Przykładowo w "/etc/make.conf" ustawiłem globalną flagę "nptl", a w "/etc/portage/package.use{,/*}" lokalną flagę "nptlonly"dla pakietu "glibc" , które obie są potrzebne do poprawnej obsługi NPTL i tylko NPTL.

Jeśli na początku flag wymienisz "-*", to pamiętaj, że to wyłączy domyślne flagi z "/usr/portage/profiles/<Katalog używanego profilu i profilów nadrzędnych>/make.defaults". Należy wtedy te pliki "/usr/portage/profiles/<Katalog używanego profilu i profilów nadrzędnych>/make.defaults" uważnie przeglądnąć, pamiętając, że większość ustawionych tam domyślnie flag USE jest ustawiona korzystnie. Obecnie lepiej nie używaj "-*".
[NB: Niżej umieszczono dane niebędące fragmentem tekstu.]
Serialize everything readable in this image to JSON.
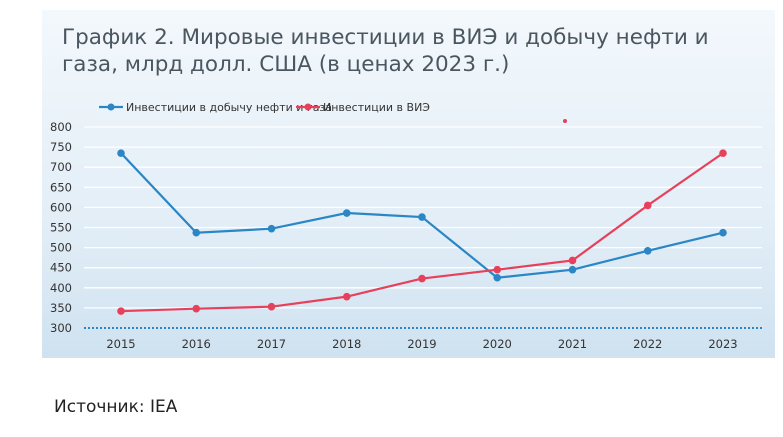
{
  "chart_data": {
    "type": "line",
    "title": "График 2. Мировые инвестиции в ВИЭ и добычу нефти и газа, млрд долл. США (в ценах 2023 г.)",
    "x": [
      "2015",
      "2016",
      "2017",
      "2018",
      "2019",
      "2020",
      "2021",
      "2022",
      "2023"
    ],
    "yticks": [
      300,
      350,
      400,
      450,
      500,
      550,
      600,
      650,
      700,
      750,
      800
    ],
    "ylim": [
      300,
      800
    ],
    "grid": true,
    "legend_position": "top",
    "series": [
      {
        "name": "Инвестиции в добычу нефти и газа",
        "color": "#2a86c4",
        "values": [
          735,
          537,
          547,
          586,
          576,
          425,
          445,
          492,
          537
        ]
      },
      {
        "name": "Инвестиции в ВИЭ",
        "color": "#e8405a",
        "values": [
          342,
          348,
          353,
          378,
          423,
          445,
          468,
          605,
          735
        ]
      }
    ]
  },
  "source": "Источник: IEA"
}
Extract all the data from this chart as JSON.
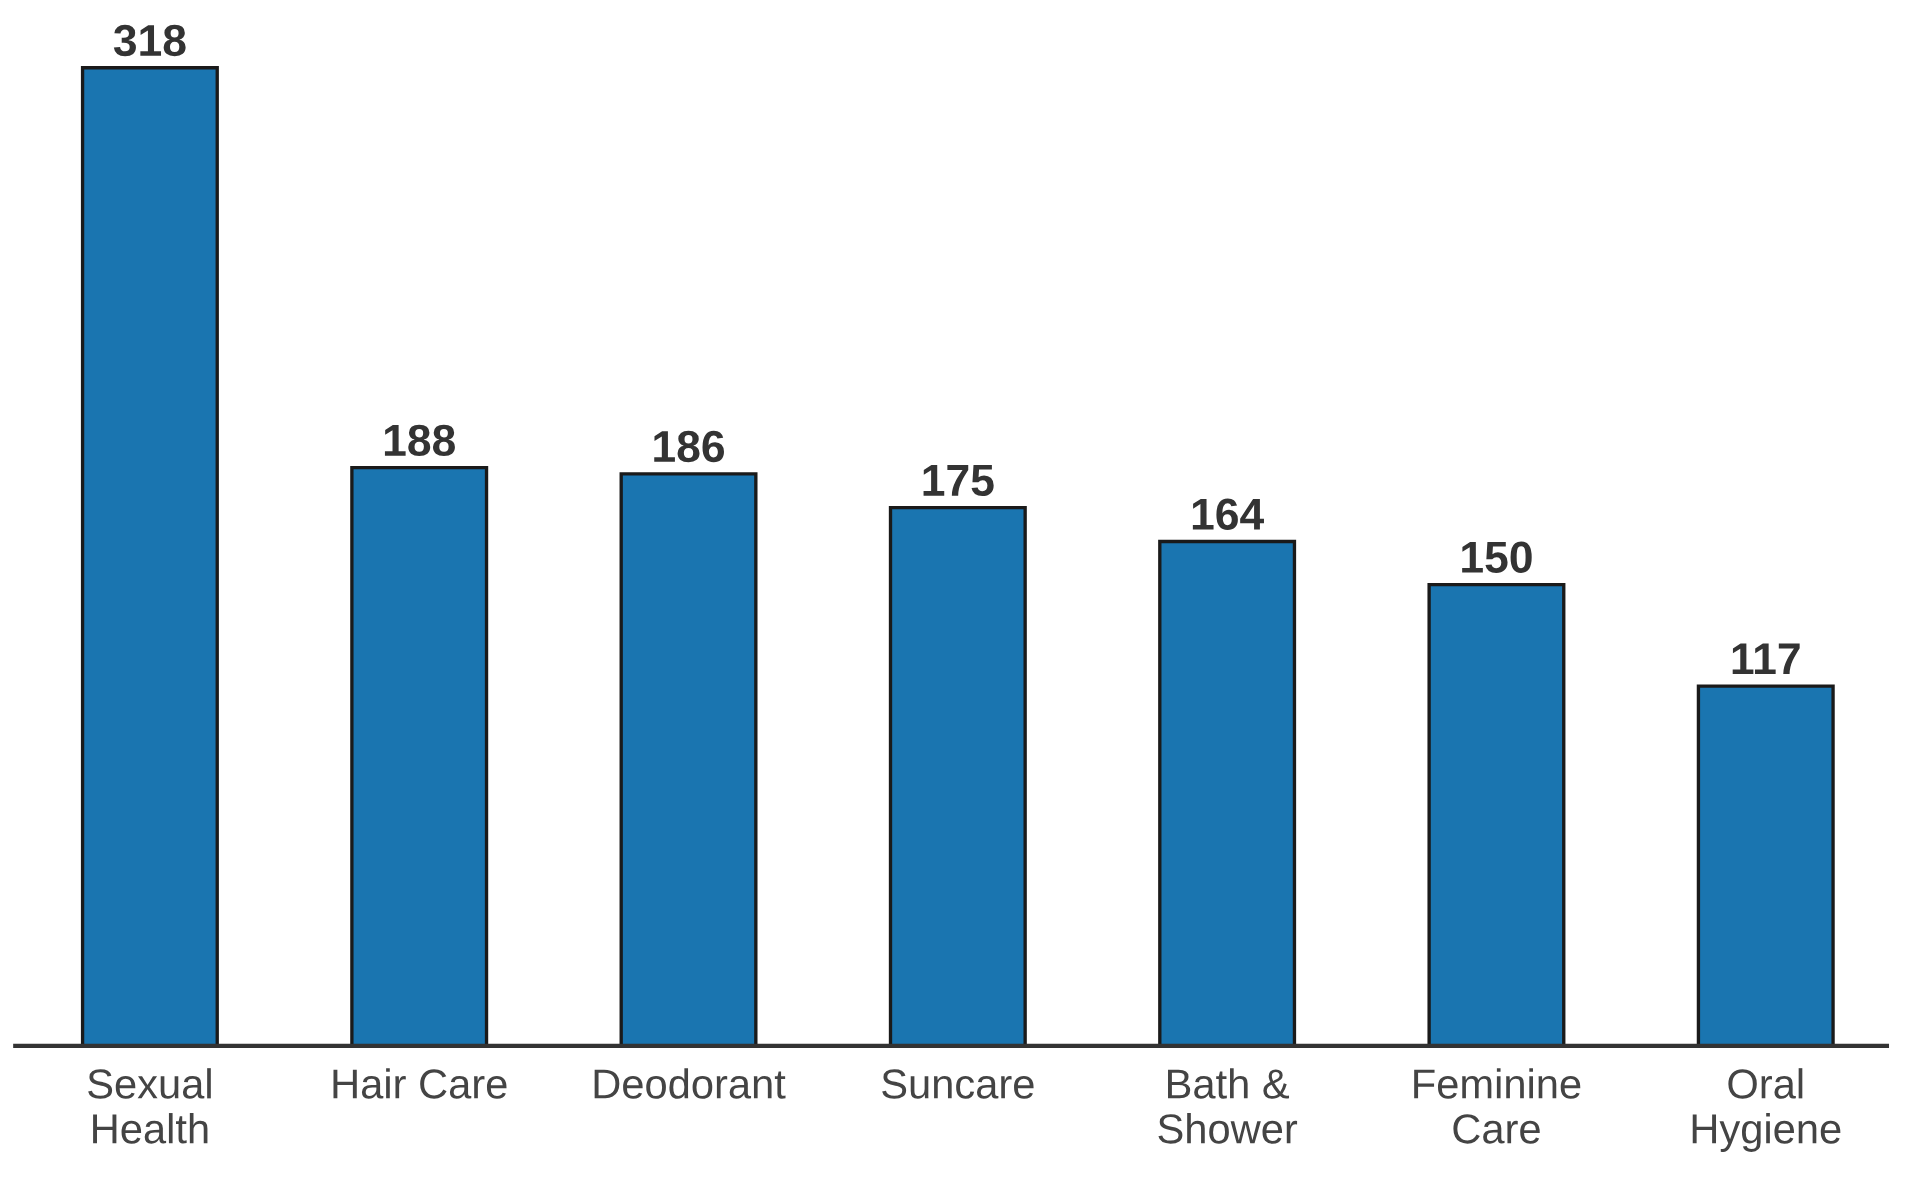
{
  "chart_data": {
    "type": "bar",
    "categories": [
      "Sexual\nHealth",
      "Hair Care",
      "Deodorant",
      "Suncare",
      "Bath &\nShower",
      "Feminine\nCare",
      "Oral\nHygiene"
    ],
    "values": [
      318,
      188,
      186,
      175,
      164,
      150,
      117
    ],
    "color": "#1a75b0",
    "data_labels": true,
    "grid": false,
    "legend": false
  }
}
Przed instalacjami pakietów sprawdzaj (Opcje "-pv" lub "-av") zmiany istnienia flag oznaczane "%" i sprawdzaj opisy nowych lokalnych flag i ewentualnie je włączaj.

Sveikinu

Arfrever

----------

## Daniel2006

ok, wielkie dzięki to dużo mi pomogło

pozdrawiam

----------